1. Production et diffusion de la Brittle Ware en Syrie
La céramique culinaire de la Syrie antique est habituellement désignée sous le nom de Brittle Ware.
Diffusée sur un vaste territoire depuis l’époque romaine, cette catégorie de matériel n’avait pas encore fait l’objet d’une étude de synthèse. L’examen d’un large corpus céramique (Apamée, Andarin, Qal‘at Sem‘an, Alep, Hadir, Qasr al-Hayr al-Sharqi, Dibsi Faraj, Antioche, Tarse et Hisn al-Tinat) a été le fruit d’une approche croisée intégrant archéométrie et analyse typologique classique. Il a ainsi été démontré qu’un examen microscopique rigoureux de l’ensemble du matériel permettait d’obtenir des résultats concordant avec les analyses chimiques. Un certain nombre d’ateliers producteurs de Brittle Ware ont pu être identifiés à partir de l’étude du matériel sur les sites de consommation. Outre l’établissement d’une typo-chronologie de référence, l’étude a révélé l’existence, jusqu’à la fin de l’Antiquité, d’un véritable monopole sans autre production concurrentielle dans l’ensemble de la Syrie antique ; monopole détenu par trois ateliers principaux (Ateliers 1, 3 et 4) qui partageaient un savoir-faire technique commun et approvisionnaient plusieurs sites. Ceci permet de postuler pour l’existence d’ateliers péri-urbains, probablement spécialisés, situés dans la région d’Antioche (Atelier 1), de l’Euphrate (Atelier 3) et d’Apamée (Atelier 4). La large diffusion de la Brittle Ware en Syrie du Nord a probablement bénéficié des circuits d’approvisionnement des garnisons militaires sur l’Euphrate à l’époque romaine. Elle couvrira une zone encore plus large après la conquête arabo-muslmane (cf plus bas, Tarse).

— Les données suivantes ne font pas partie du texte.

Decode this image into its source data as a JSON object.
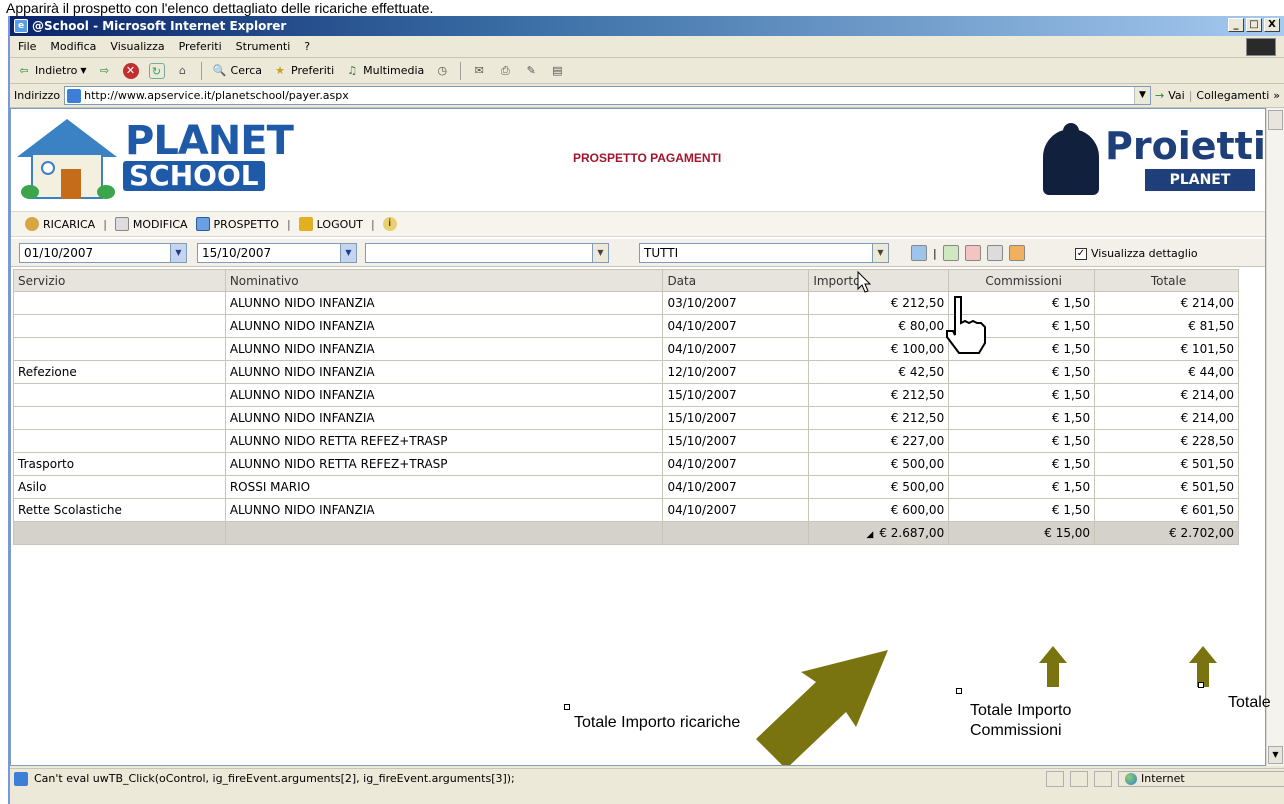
{
  "caption": "Apparirà il prospetto con l'elenco dettagliato delle ricariche effettuate.",
  "window": {
    "title": "@School - Microsoft Internet Explorer",
    "buttons": [
      "_",
      "□",
      "X"
    ]
  },
  "menu": [
    "File",
    "Modifica",
    "Visualizza",
    "Preferiti",
    "Strumenti",
    "?"
  ],
  "toolbar": {
    "back": "Indietro",
    "search": "Cerca",
    "favorites": "Preferiti",
    "multimedia": "Multimedia"
  },
  "address": {
    "label": "Indirizzo",
    "url": "http://www.apservice.it/planetschool/payer.aspx",
    "go": "Vai",
    "links": "Collegamenti"
  },
  "page": {
    "logo_top": "PLANET",
    "logo_bottom": "SCHOOL",
    "title": "PROSPETTO PAGAMENTI",
    "brand": "Proietti",
    "brand_sub": "PLANET"
  },
  "nav": {
    "ricarica": "RICARICA",
    "modifica": "MODIFICA",
    "prospetto": "PROSPETTO",
    "logout": "LOGOUT",
    "sep": "|"
  },
  "filters": {
    "date_from": "01/10/2007",
    "date_to": "15/10/2007",
    "name": "",
    "service": "TUTTI",
    "detail_label": "Visualizza dettaglio",
    "detail_checked": true
  },
  "table": {
    "headers": [
      "Servizio",
      "Nominativo",
      "Data",
      "Importo",
      "Commissioni",
      "Totale"
    ],
    "rows": [
      {
        "servizio": "",
        "nominativo": "ALUNNO NIDO INFANZIA",
        "data": "03/10/2007",
        "importo": "€ 212,50",
        "commissioni": "€ 1,50",
        "totale": "€ 214,00"
      },
      {
        "servizio": "",
        "nominativo": "ALUNNO NIDO INFANZIA",
        "data": "04/10/2007",
        "importo": "€ 80,00",
        "commissioni": "€ 1,50",
        "totale": "€ 81,50"
      },
      {
        "servizio": "",
        "nominativo": "ALUNNO NIDO INFANZIA",
        "data": "04/10/2007",
        "importo": "€ 100,00",
        "commissioni": "€ 1,50",
        "totale": "€ 101,50"
      },
      {
        "servizio": "Refezione",
        "nominativo": "ALUNNO NIDO INFANZIA",
        "data": "12/10/2007",
        "importo": "€ 42,50",
        "commissioni": "€ 1,50",
        "totale": "€ 44,00"
      },
      {
        "servizio": "",
        "nominativo": "ALUNNO NIDO INFANZIA",
        "data": "15/10/2007",
        "importo": "€ 212,50",
        "commissioni": "€ 1,50",
        "totale": "€ 214,00"
      },
      {
        "servizio": "",
        "nominativo": "ALUNNO NIDO INFANZIA",
        "data": "15/10/2007",
        "importo": "€ 212,50",
        "commissioni": "€ 1,50",
        "totale": "€ 214,00"
      },
      {
        "servizio": "",
        "nominativo": "ALUNNO NIDO RETTA REFEZ+TRASP",
        "data": "15/10/2007",
        "importo": "€ 227,00",
        "commissioni": "€ 1,50",
        "totale": "€ 228,50"
      },
      {
        "servizio": "Trasporto",
        "nominativo": "ALUNNO NIDO RETTA REFEZ+TRASP",
        "data": "04/10/2007",
        "importo": "€ 500,00",
        "commissioni": "€ 1,50",
        "totale": "€ 501,50"
      },
      {
        "servizio": "Asilo",
        "nominativo": "ROSSI MARIO",
        "data": "04/10/2007",
        "importo": "€ 500,00",
        "commissioni": "€ 1,50",
        "totale": "€ 501,50"
      },
      {
        "servizio": "Rette Scolastiche",
        "nominativo": "ALUNNO NIDO INFANZIA",
        "data": "04/10/2007",
        "importo": "€ 600,00",
        "commissioni": "€ 1,50",
        "totale": "€ 601,50"
      }
    ],
    "totals": {
      "importo": "€ 2.687,00",
      "commissioni": "€ 15,00",
      "totale": "€ 2.702,00"
    }
  },
  "callouts": {
    "importo": "Totale Importo ricariche",
    "commissioni_1": "Totale Importo",
    "commissioni_2": "Commissioni",
    "totale": "Totale"
  },
  "status": {
    "text": "Can't eval uwTB_Click(oControl, ig_fireEvent.arguments[2], ig_fireEvent.arguments[3]);",
    "zone": "Internet"
  },
  "colors": {
    "callout_arrow": "#7a7410",
    "title_red": "#a3152e"
  }
}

2. Évolution du mobilier céramique et réseaux d’échange entre la fin de l’Antiquité et le début de l’Islam en Syrie occidentale
Ce projet s’est focalisé sur plusieurs catégories céramiques : les amphores, l’African Red Slip Ware (ARS) et la céramique commune en pâte calcaire issues des sites d’Antioche et d’Apamée, anciennes capitales de Syrie Première et de Syrie Seconde à partie du 5e siècle. L’étude du matériel d’Antioche portait sur l’analyse d’une sélection de mobilier de la fouille franco-américaine précédant la Seconde Guerre mondiale dans le cadre d’un projet pilote mené à l’Université de Princeton (coordinateur A. Eger, University of North Carolina, Greensboro), celle du matériel d’Apamée reprenait une sélection de matériel des fouilles récentes de la Mission archéologique belge à Apamée de Syrie.

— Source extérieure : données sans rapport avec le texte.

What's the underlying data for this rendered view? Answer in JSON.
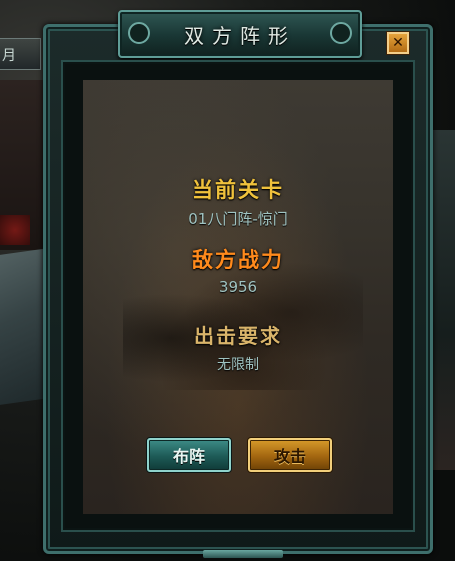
{
  "background": {
    "left_tab_text": "月"
  },
  "dialog": {
    "title": "双方阵形",
    "close_icon": "close-icon",
    "stage_label": "当前关卡",
    "stage_value": "01八门阵-惊门",
    "enemy_power_label": "敌方战力",
    "enemy_power_value": "3956",
    "requirement_label": "出击要求",
    "requirement_value": "无限制",
    "formation_button": "布阵",
    "attack_button": "攻击"
  },
  "colors": {
    "stage_label": "#f0c23c",
    "enemy_power_label": "#ff8a1c",
    "requirement_label": "#d9b46a",
    "value_text": "#9fc3c1"
  }
}
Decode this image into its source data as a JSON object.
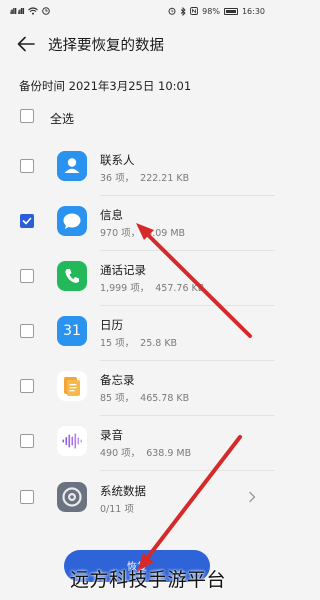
{
  "status_bar": {
    "signal_text": "ᵢıll ᵢıll",
    "time": "16:30",
    "battery": "98%",
    "left_icons": [
      "signal-icon",
      "wifi-icon",
      "clock-icon"
    ],
    "right_icons": [
      "alarm-icon",
      "bluetooth-icon",
      "nfc-icon",
      "battery-icon"
    ]
  },
  "header": {
    "title": "选择要恢复的数据",
    "back_icon": "arrow-left-icon"
  },
  "backup_time": "备份时间 2021年3月25日 10:01",
  "select_all": {
    "label": "全选",
    "checked": false
  },
  "items": [
    {
      "name": "联系人",
      "meta": "36 项，  222.21 KB",
      "icon": "contacts-icon",
      "checked": false
    },
    {
      "name": "信息",
      "meta": "970 项，  3.09 MB",
      "icon": "messages-icon",
      "checked": true
    },
    {
      "name": "通话记录",
      "meta": "1,999 项，  457.76 KB",
      "icon": "phone-icon",
      "checked": false
    },
    {
      "name": "日历",
      "meta": "15 项，  25.8 KB",
      "icon": "calendar-icon",
      "calendar_day": "31",
      "checked": false
    },
    {
      "name": "备忘录",
      "meta": "85 项，  465.78 KB",
      "icon": "notes-icon",
      "checked": false
    },
    {
      "name": "录音",
      "meta": "490 项，  638.9 MB",
      "icon": "recorder-icon",
      "checked": false
    },
    {
      "name": "系统数据",
      "meta": "0/11 项",
      "icon": "settings-icon",
      "checked": false,
      "has_chevron": true
    }
  ],
  "restore_button": {
    "label": "恢复"
  },
  "watermark": "远方科技手游平台",
  "colors": {
    "accent": "#2f64d8",
    "annotation_arrow": "#d62a2a"
  }
}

L’examen des amphores importées et de l’ARS a démontré qu’Apamée, malgré sa localisation à l’intérieur des terres, se caractérisait par un faciès d’importations aussi diversifié que celui d’une ville côtière comme Beyrouth. Un corpus similaire a pu être observé à Antioche, malgré la plus faible représentativité du matériel, issu de fouilles anciennes. En élargissant l’étude à l’examen des publications de Syrie intérieure et orientale, il apparaît que seul un certain nombre de formes-phares (ARS Hayes 67, 91, 99, 104, 105, 107 et 109, LRA 1, LRA 3, amphores palestiniennes et de Sinope) atteignaient ces régions durant l’Antiquité tardive. Ce phénomène correspond aux observations faites sur la distribution de la Brittle Ware dont le répertoire se simplifie au fur et à mesure que l’on s’éloigne du lieu d’origine des ateliers. L’étude de la céramique commune a pour sa part démontré que les systèmes de production et d’échanges sont essentiellement circonscrits à l’échelle régionale malgré l’existence d’une communauté de formes partagées sur l’ensemble de la Syrie du Nord .
Un deuxième volet de la recherche portait plus précisément sur l’étude du mobilier de la période de transition entre la fin de l’Antiquité et le début de l’Islam à Apamée. L’analyse céramologique a permis de confirmer, à l’instar d’autres études menées sur l’architecture et l’évolution de la culture matérielle à cette époque charnière, que le 7e siècle demeure encore fortement ancré dans la tradition byzantine. Les dernières importations d’African Red Slip Ware, les formes Hayes 107 et 109 et la LRD Hayes 9 atteignaient encore la Syrie au moment de la conquête islamique. Parallèlement, les recherches menées à Apamée et à Antioche ont aussi mis en évidence sur ces deux sites, l’existence de deux productions de céramiques fines locales imitant les dernières formes d’ARS et de LRD, témoignant du développement de stratégies de production locales visant à palier le déclin des importations de sigillées fines.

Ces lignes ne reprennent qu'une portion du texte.